I Mavericks provano a scuotersi nel secondo periodo, aggrappandosi all’energia di Naji Marshall per costruire un parziale di 9-0 che sembra poter riaprire il discorso, ma la risposta dei Cavs è immediata e chirurgica. Cleveland domina a Dallas: trio Mobley–Harden–Mitchell incontenibile
Donovan Mitchell alza i giri del motore, attacca il ferro con decisione, costringe la difesa texana a collassare e, insieme a James Harden, torna a servire con continuità Mobley vicino al canestro, ristabilendo il controllo e riportando il margine sui 17 punti all’intervallo lungo (50-67).
È la fotografia perfetta di un trio offensivamente inarrestabile: Harden gestisce i tempi, Mitchell alterna penetrazioni e conclusioni dal perimetro, Mobley capitalizza ogni lettura, mentre dall’altra parte Cooper Flagg prova a mettersi in partita ma resta troppo isolato per incidere davvero contro un’armata che arriva dritta dall’Ohio.

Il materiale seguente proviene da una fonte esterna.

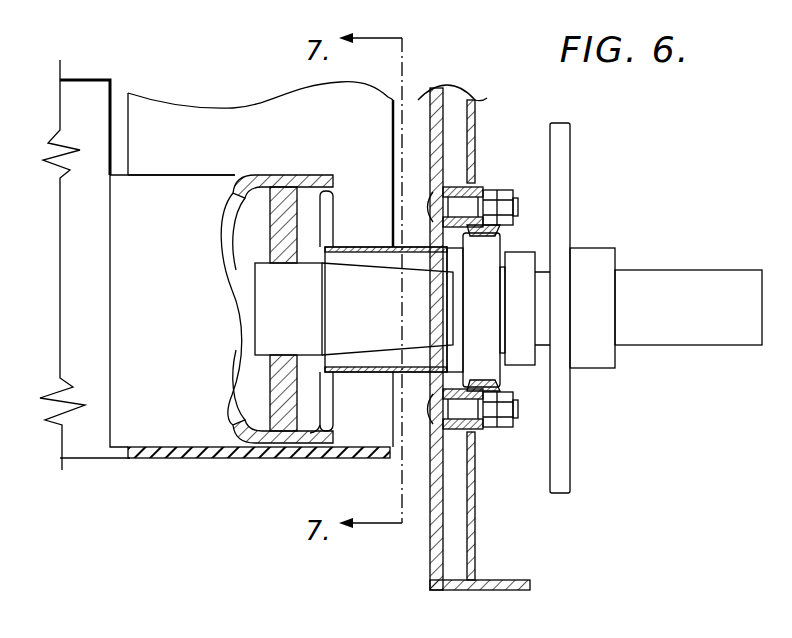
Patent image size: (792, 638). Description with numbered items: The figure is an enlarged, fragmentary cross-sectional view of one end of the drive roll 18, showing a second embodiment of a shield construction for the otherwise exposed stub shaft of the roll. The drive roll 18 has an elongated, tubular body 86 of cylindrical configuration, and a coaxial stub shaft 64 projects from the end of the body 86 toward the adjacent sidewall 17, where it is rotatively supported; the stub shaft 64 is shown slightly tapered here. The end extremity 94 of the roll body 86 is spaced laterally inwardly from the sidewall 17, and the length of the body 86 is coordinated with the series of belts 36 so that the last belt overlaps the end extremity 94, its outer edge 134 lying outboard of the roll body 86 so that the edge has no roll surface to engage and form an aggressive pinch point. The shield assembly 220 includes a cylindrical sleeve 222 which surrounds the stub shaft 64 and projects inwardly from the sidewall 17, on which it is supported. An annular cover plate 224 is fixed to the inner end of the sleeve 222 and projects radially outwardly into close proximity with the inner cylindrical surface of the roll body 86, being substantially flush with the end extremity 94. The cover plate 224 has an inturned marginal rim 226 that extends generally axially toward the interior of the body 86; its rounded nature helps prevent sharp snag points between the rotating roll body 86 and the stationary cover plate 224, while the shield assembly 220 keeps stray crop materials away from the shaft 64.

The sidewall 17 is at (432, 533).
The drive roll 18 is at (195, 165).
The belts 36 is at (248, 488).
The stub shaft 64 is at (273, 302).
The tubular body 86 is at (162, 195).
The end extremity 94 is at (338, 177).
The outer edge 134 is at (405, 117).
The shield assembly 220 is at (370, 232).
The cylindrical sleeve 222 is at (370, 368).
The annular cover plate 224 is at (355, 445).
The inturned marginal rim 226 is at (342, 432).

Nel terzo quarto il match scivola definitivamente dalle mani dei Mavericks: un altro “run” firmato da uno Spida Mitchell aggressivo verso il ferro spinge il divario oltre la ventina e, a quel punto, il resto è pura gestione per Cleveland, con Dallas che non trova più contromisure credibili su nessuna linea del campo. L’ultimo periodo serve solo a certificare il successo esterno dei Cavs, ma regala comunque un dettaglio interessante in chiave futura: la nuova prova molto convincente di Keon Ellis, inserito nel quintetto titolare al posto dell’assente Sam Merrill, aggiunge un tassello intrigante alle rotazioni di fine stagione.
Boxscore: 25 Flagg, 17 Marshall, 12 Christie e Williams, 11p+11r Powell per i Mavericks; 29 Mobley, 24 Mitchell, 17 Harden, 13 Ellis, 11 Bryant per i Cavaliers.